Jetsun taught me by way of example—not with fancy lectures or complex philosophical treaties. He showed me that it was alright to be myself. He showed me that embracing my own humanity was the path. He showed me that meditation was not some complex exercise meant to mold me into some perfect person. Jetsun taught me that meditation was little more than simple observation—watching the mind. That in watching the mind, our true life is revealed. I saw that “my” life was a projection of my fears and expectations. These fears and expectations were the limitations of my conscious self, and Jetsun’s insistence upon exploring the world beyond these limitations introduced me to the life that Billy Jack alluded to years before. The whole journey has been about exploring the space that Billy Jack pointed out by creating a moment of uncertainty. Jetsun also showed me that meditation was not some activity reserved for a cushion, monastery, or hermitage, but was something that is alive in everything we do. He use to say, “If you can’t meditate while you cook, eat, and shit, you can’t meditate!”

After three months with Jetsun, I returned home to share the practice of meditation with my friends and others. I hope that my writings are a continuation of these efforts.

The spiritual path requires bravery and courage.
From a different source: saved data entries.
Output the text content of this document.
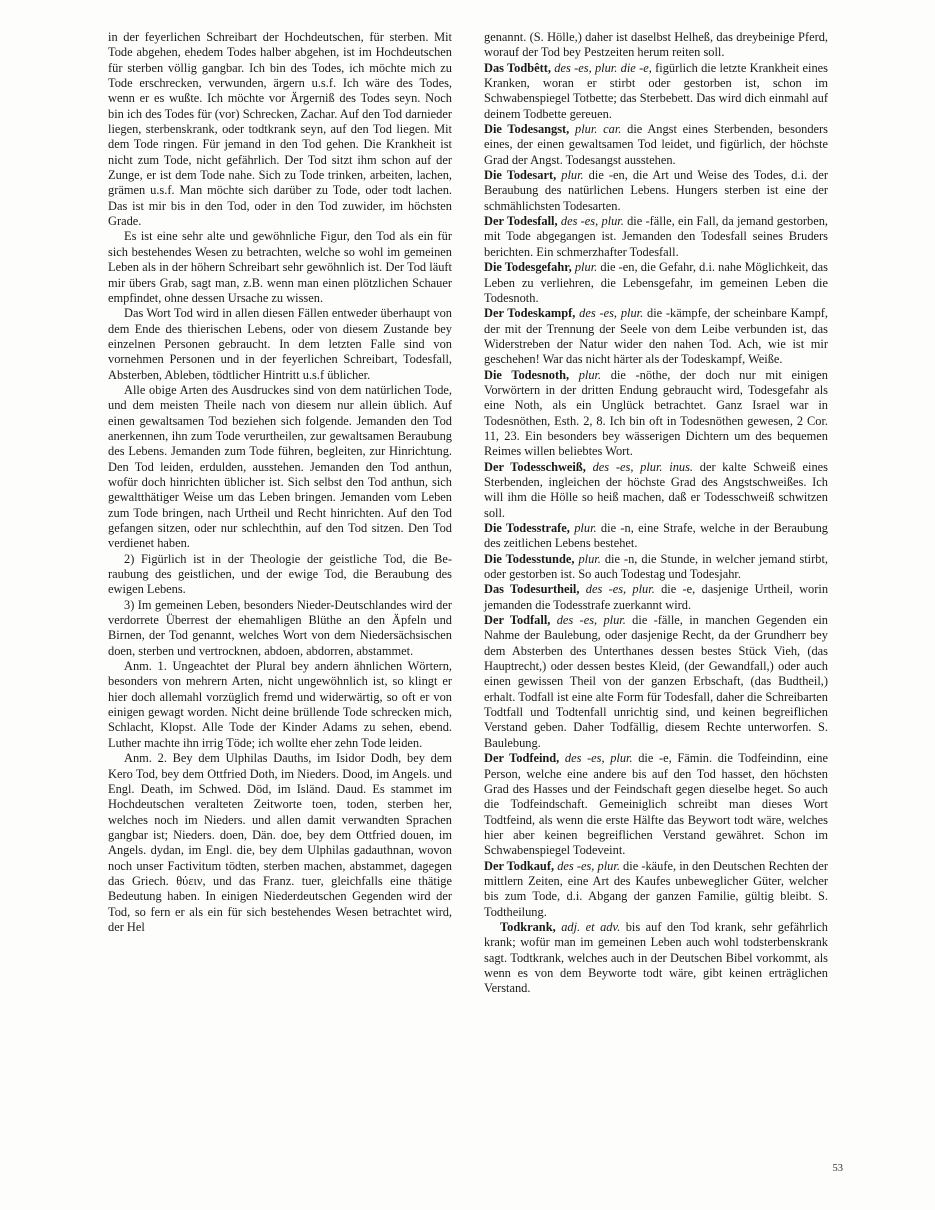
in der feyerlichen Schreibart der Hochdeutschen, für sterben. Mit Tode abgehen, ehedem Todes halber abgehen, ist im Hochdeutschen für sterben völlig gangbar. Ich bin des Todes, ich möchte mich zu Tode erschrecken, verwunden, ärgern u.s.f. Ich wäre des Todes, wenn er es wußte. Ich möchte vor Ärgerniß des Todes seyn. Noch bin ich des Todes für (vor) Schrecken, Zachar. Auf den Tod darnieder liegen, sterbenskrank, oder todtkrank seyn, auf den Tod liegen. Mit dem Tode ringen. Für jemand in den Tod gehen. Die Krankheit ist nicht zum Tode, nicht gefährlich. Der Tod sitzt ihm schon auf der Zunge, er ist dem Tode nahe. Sich zu Tode trinken, arbeiten, lachen, grämen u.s.f. Man möchte sich darüber zu Tode, oder todt lachen. Das ist mir bis in den Tod, oder in den Tod zuwider, im höchsten Grade.

Es ist eine sehr alte und gewöhnliche Figur, den Tod als ein für sich bestehendes Wesen zu betrachten, welche so wohl im gemeinen Leben als in der höhern Schreibart sehr gewöhnlich ist. Der Tod läuft mir übers Grab, sagt man, z.B. wenn man einen plötzlichen Schauer empfindet, ohne dessen Ursache zu wissen.

Das Wort Tod wird in allen diesen Fällen entweder überhaupt von dem Ende des thierischen Lebens, oder von diesem Zustande bey einzelnen Personen gebraucht. In dem letzten Falle sind von vornehmen Personen und in der feyerlichen Schreibart, Todesfall, Absterben, Ableben, tödtlicher Hintritt u.s.f üblicher.

Alle obige Arten des Ausdruckes sind von dem natürlichen Tode, und dem meisten Theile nach von diesem nur allein üblich. Auf einen gewaltsamen Tod beziehen sich folgende. Jemanden den Tod anerkennen, ihn zum Tode verurtheilen, zur gewaltsamen Beraubung des Lebens. Jemanden zum Tode führen, begleiten, zur Hinrichtung. Den Tod leiden, erdulden, ausstehen. Jemanden den Tod anthun, wofür doch hinrichten üblicher ist. Sich selbst den Tod anthun, sich gewaltthätiger Weise um das Leben bringen. Jemanden vom Leben zum Tode bringen, nach Urtheil und Recht hinrichten. Auf den Tod gefangen sitzen, oder nur schlechthin, auf den Tod sitzen. Den Tod verdienet haben.

2) Figürlich ist in der Theologie der geistliche Tod, die Beraubung des geistlichen, und der ewige Tod, die Beraubung des ewigen Lebens.

3) Im gemeinen Leben, besonders Nieder-Deutschlandes wird der verdorrete Überrest der ehemahligen Blüthe an den Äpfeln und Birnen, der Tod genannt, welches Wort von dem Niedersächsischen doen, sterben und vertrocknen, abdoen, abdorren, abstammet.

Anm. 1. Ungeachtet der Plural bey andern ähnlichen Wörtern, besonders von mehrern Arten, nicht ungewöhnlich ist, so klingt er hier doch allemahl vorzüglich fremd und widerwärtig, so oft er von einigen gewagt worden. Nicht deine brüllende Tode schrecken mich, Schlacht, Klopst. Alle Tode der Kinder Adams zu sehen, ebend. Luther machte ihn irrig Töde; ich wollte eher zehn Tode leiden.

Anm. 2. Bey dem Ulphilas Dauths, im Isidor Dodh, bey dem Kero Tod, bey dem Ottfried Doth, im Nieders. Dood, im Angels. und Engl. Death, im Schwed. Död, im Isländ. Daud. Es stammet im Hochdeutschen veralteten Zeitworte toen, toden, sterben her, welches noch im Nieders. und allen damit verwandten Sprachen gangbar ist; Nieders. doen, Dän. doe, bey dem Ottfried douen, im Angels. dydan, im Engl. die, bey dem Ulphilas gadauthnan, wovon noch unser Factivitum tödten, sterben machen, abstammet, dagegen das Griech. θύειν, und das Franz. tuer, gleichfalls eine thätige Bedeutung haben. In einigen Niederdeutschen Gegenden wird der Tod, so fern er als ein für sich bestehendes Wesen betrachtet wird, der Hel

genannt. (S. Hölle,) daher ist daselbst Helheß, das dreybeinige Pferd, worauf der Tod bey Pestzeiten herum reiten soll.

Das Todbêtt, des -es, plur. die -e, figürlich die letzte Krankheit eines Kranken, woran er stirbt oder gestorben ist, schon im Schwabenspiegel Totbette; das Sterbebett. Das wird dich einmahl auf deinem Todbette gereuen.

Die Todesangst, plur. car. die Angst eines Sterbenden, besonders eines, der einen gewaltsamen Tod leidet, und figürlich, der höchste Grad der Angst. Todesangst ausstehen.

Die Todesart, plur. die -en, die Art und Weise des Todes, d.i. der Beraubung des natürlichen Lebens. Hungers sterben ist eine der schmählichsten Todesarten.

Der Todesfall, des -es, plur. die -fälle, ein Fall, da jemand gestorben, mit Tode abgegangen ist. Jemanden den Todesfall seines Bruders berichten. Ein schmerzhafter Todesfall.

Die Todesgefahr, plur. die -en, die Gefahr, d.i. nahe Möglichkeit, das Leben zu verliehren, die Lebensgefahr, im gemeinen Leben die Todesnoth.

Der Todeskampf, des -es, plur. die -kämpfe, der scheinbare Kampf, der mit der Trennung der Seele von dem Leibe verbunden ist, das Widerstreben der Natur wider den nahen Tod. Ach, wie ist mir geschehen! War das nicht härter als der Todeskampf, Weiße.

Die Todesnoth, plur. die -nöthe, der doch nur mit einigen Vorwörtern in der dritten Endung gebraucht wird, Todesgefahr als eine Noth, als ein Unglück betrachtet. Ganz Israel war in Todesnöthen, Esth. 2, 8. Ich bin oft in Todesnöthen gewesen, 2 Cor. 11, 23. Ein besonders bey wässerigen Dichtern um des bequemen Reimes willen beliebtes Wort.

Der Todesschweiß, des -es, plur. inus. der kalte Schweiß eines Sterbenden, ingleichen der höchste Grad des Angstschweißes. Ich will ihm die Hölle so heiß machen, daß er Todesschweiß schwitzen soll.

Die Todesstrafe, plur. die -n, eine Strafe, welche in der Beraubung des zeitlichen Lebens bestehet.

Die Todesstunde, plur. die -n, die Stunde, in welcher jemand stirbt, oder gestorben ist. So auch Todestag und Todesjahr.

Das Todesurtheil, des -es, plur. die -e, dasjenige Urtheil, worin jemanden die Todesstrafe zuerkannt wird.

Der Todfall, des -es, plur. die -fälle, in manchen Gegenden ein Nahme der Baulebung, oder dasjenige Recht, da der Grundherr bey dem Absterben des Unterthanes dessen bestes Stück Vieh, (das Hauptrecht,) oder dessen bestes Kleid, (der Gewandfall,) oder auch einen gewissen Theil von der ganzen Erbschaft, (das Budtheil,) erhalt. Todfall ist eine alte Form für Todesfall, daher die Schreibarten Todtfall und Todtenfall unrichtig sind, und keinen begreiflichen Verstand geben. Daher Todfällig, diesem Rechte unterworfen. S. Baulebung.

Der Todfeind, des -es, plur. die -e, Fämin. die Todfeindinn, eine Person, welche eine andere bis auf den Tod hasset, den höchsten Grad des Hasses und der Feindschaft gegen dieselbe heget. So auch die Todfeindschaft. Gemeiniglich schreibt man dieses Wort Todtfeind, als wenn die erste Hälfte das Beywort todt wäre, welches hier aber keinen begreiflichen Verstand gewähret. Schon im Schwabenspiegel Todeveint.

Der Todkauf, des -es, plur. die -käufe, in den Deutschen Rechten der mittlern Zeiten, eine Art des Kaufes unbeweglicher Güter, welcher bis zum Tode, d.i. Abgang der ganzen Familie, gültig bleibt. S. Todtheilung.

Todkrank, adj. et adv. bis auf den Tod krank, sehr gefährlich krank; wofür man im gemeinen Leben auch wohl todsterbenskrank sagt. Todtkrank, welches auch in der Deutschen Bibel vorkommt, als wenn es von dem Beyworte todt wäre, gibt keinen erträglichen Verstand.

53
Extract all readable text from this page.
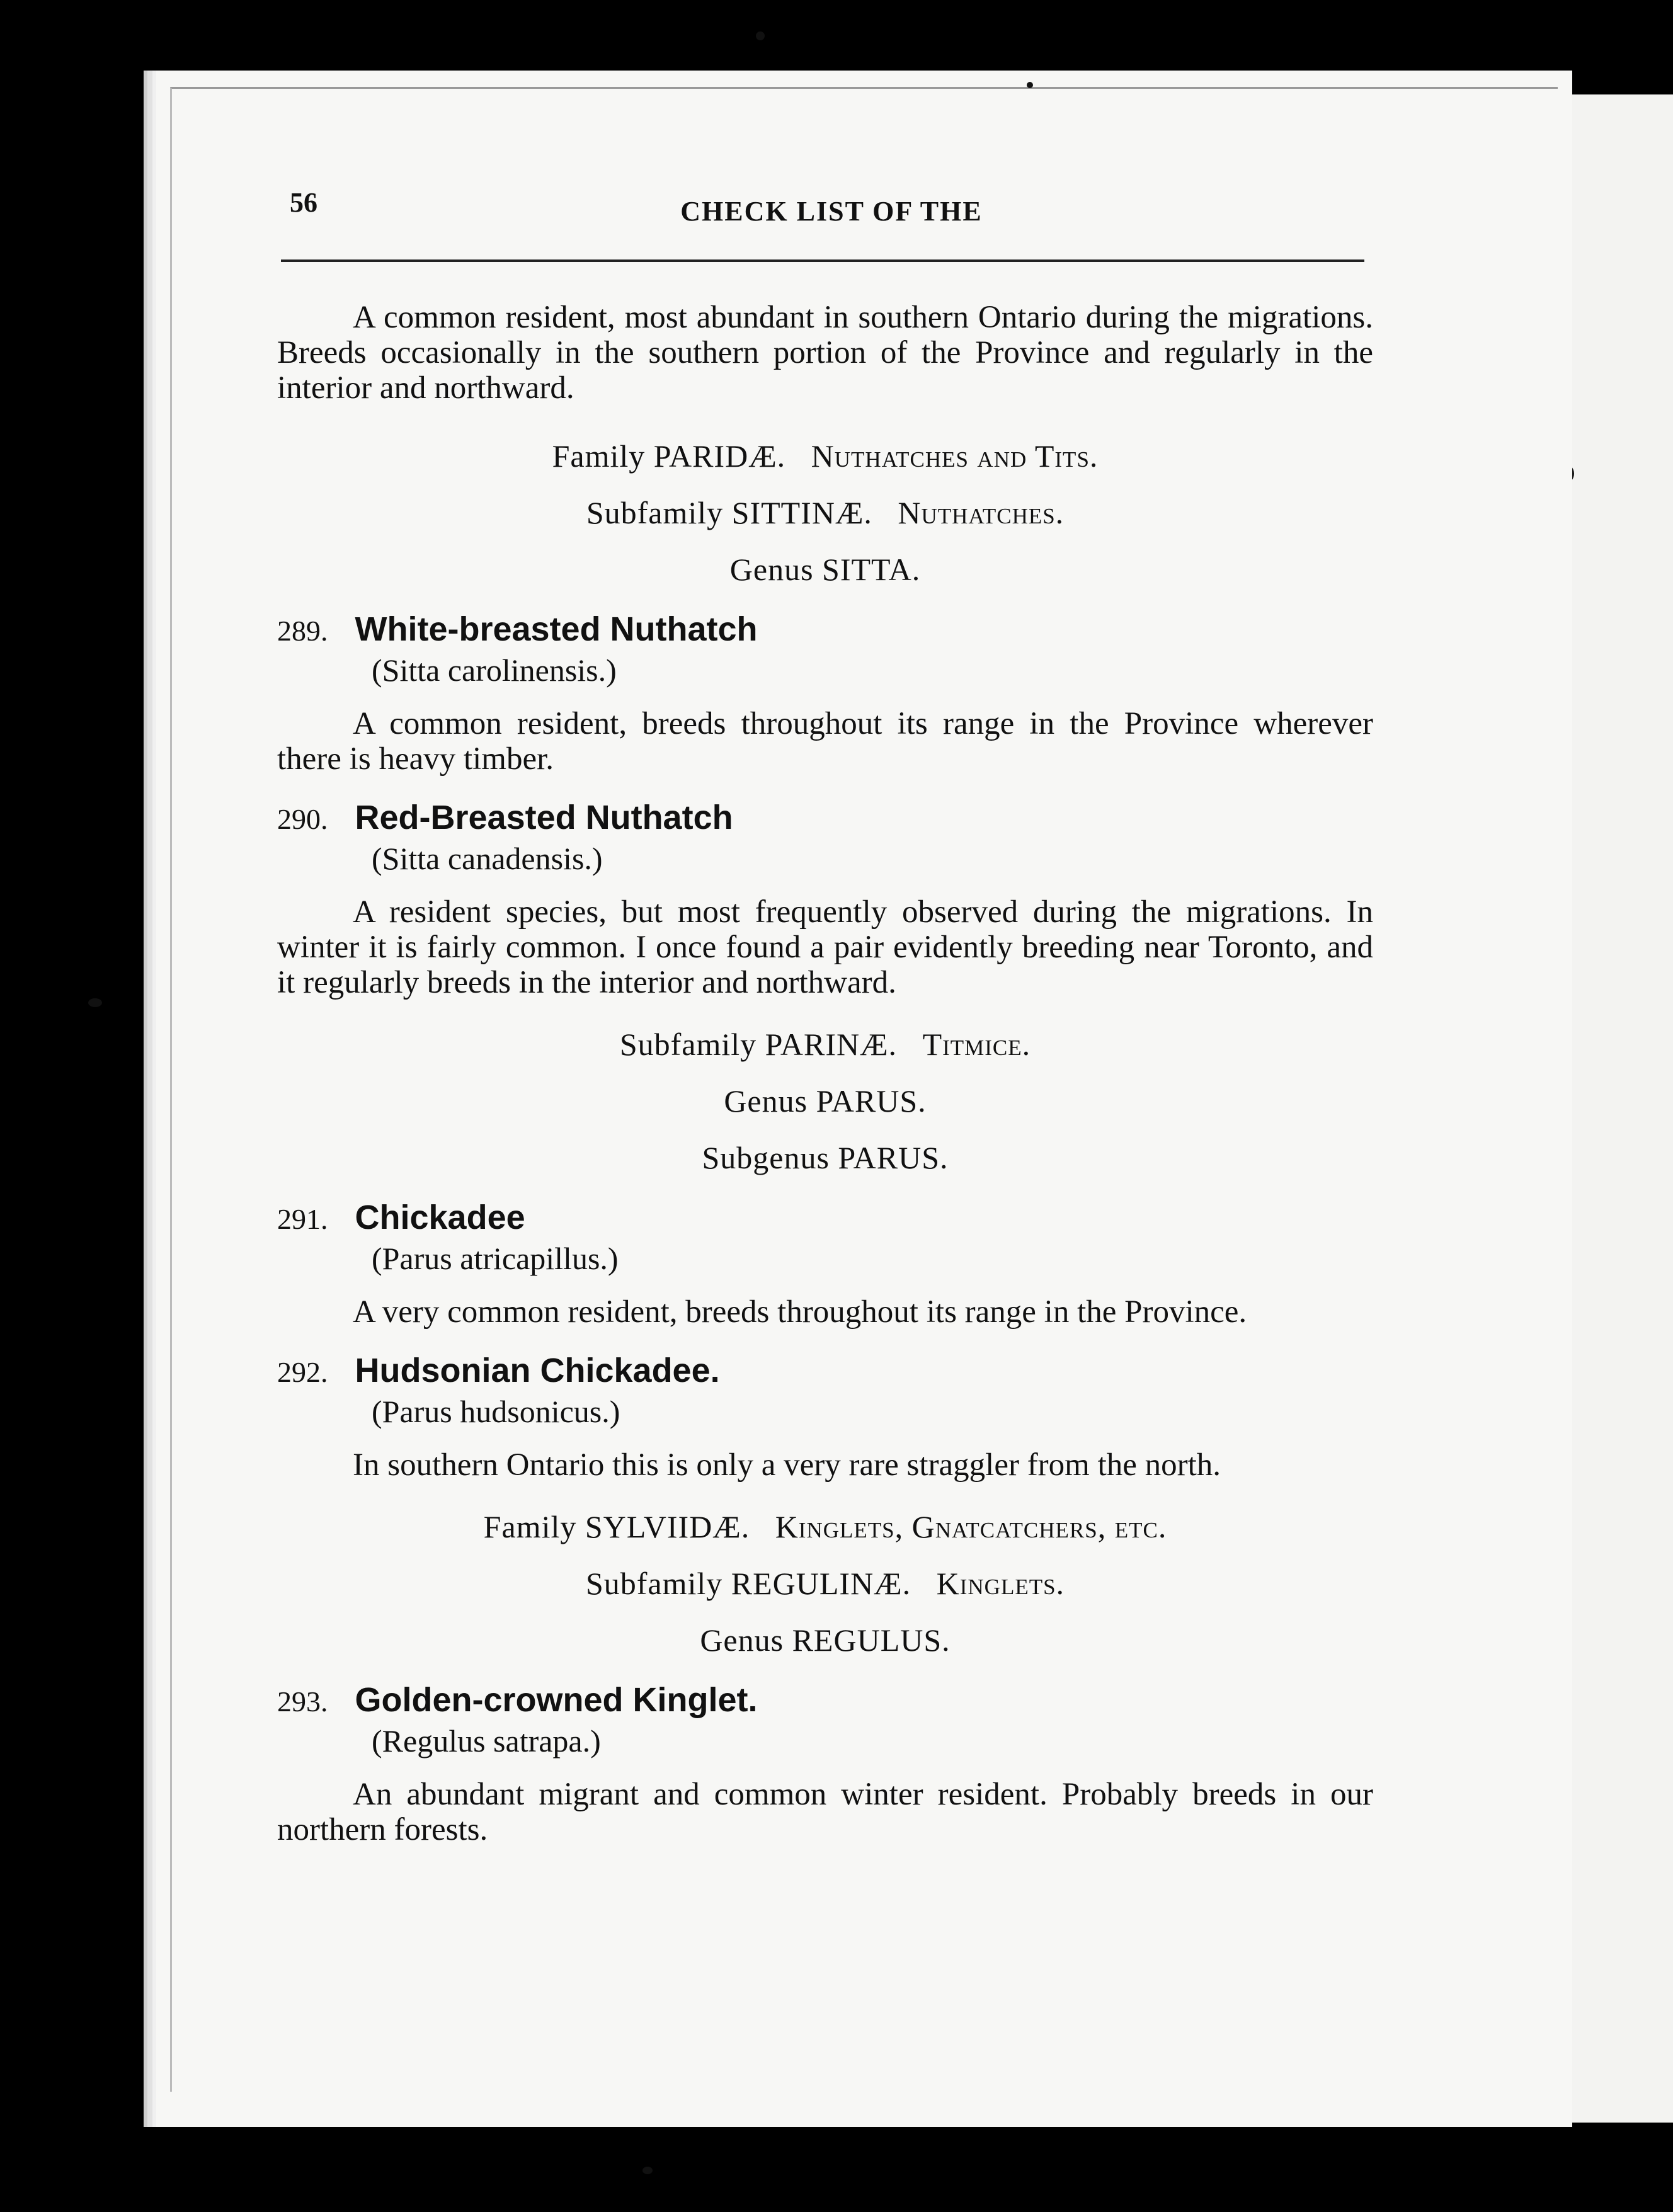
56	CHECK LIST OF THE

A common resident, most abundant in southern Ontario during the migrations. Breeds occasionally in the southern portion of the Province and regularly in the interior and northward.

Family PARIDÆ. Nuthatches and Tits.
Subfamily SITTINÆ. Nuthatches.
Genus SITTA.
289. White-breasted Nuthatch
(Sitta carolinensis.)

A common resident, breeds throughout its range in the Province wherever there is heavy timber.

290. Red-Breasted Nuthatch
(Sitta canadensis.)

A resident species, but most frequently observed during the migrations. In winter it is fairly common. I once found a pair evidently breeding near Toronto, and it regularly breeds in the interior and northward.

Subfamily PARINÆ. Titmice.
Genus PARUS.
Subgenus PARUS.
291. Chickadee
(Parus atricapillus.)

A very common resident, breeds throughout its range in the Province.

292. Hudsonian Chickadee.
(Parus hudsonicus.)

In southern Ontario this is only a very rare straggler from the north.

Family SYLVIIDÆ. Kinglets, Gnatcatchers, etc.
Subfamily REGULINÆ. Kinglets.
Genus REGULUS.
293. Golden-crowned Kinglet.
(Regulus satrapa.)

An abundant migrant and common winter resident. Probably breeds in our northern forests.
We are put in a vulnerable situation immediately. Our first instinct is to run, but if we should choose to sit with our darker side—the personification of our deep seated fears—we will see, in a flash of insight, our basic goodness—the heart of enlightenment—break through that karmic cloud of darkness.  It is only by digging deep into the silence of our inner-being that we are capable of recovering the unlimited capacities of our own enlightened potential. I hope that with every word I write someone finds the inspiration to dig deeper into the mystery of their life and recover that spark of basic goodness that is the power of being in which we all participate.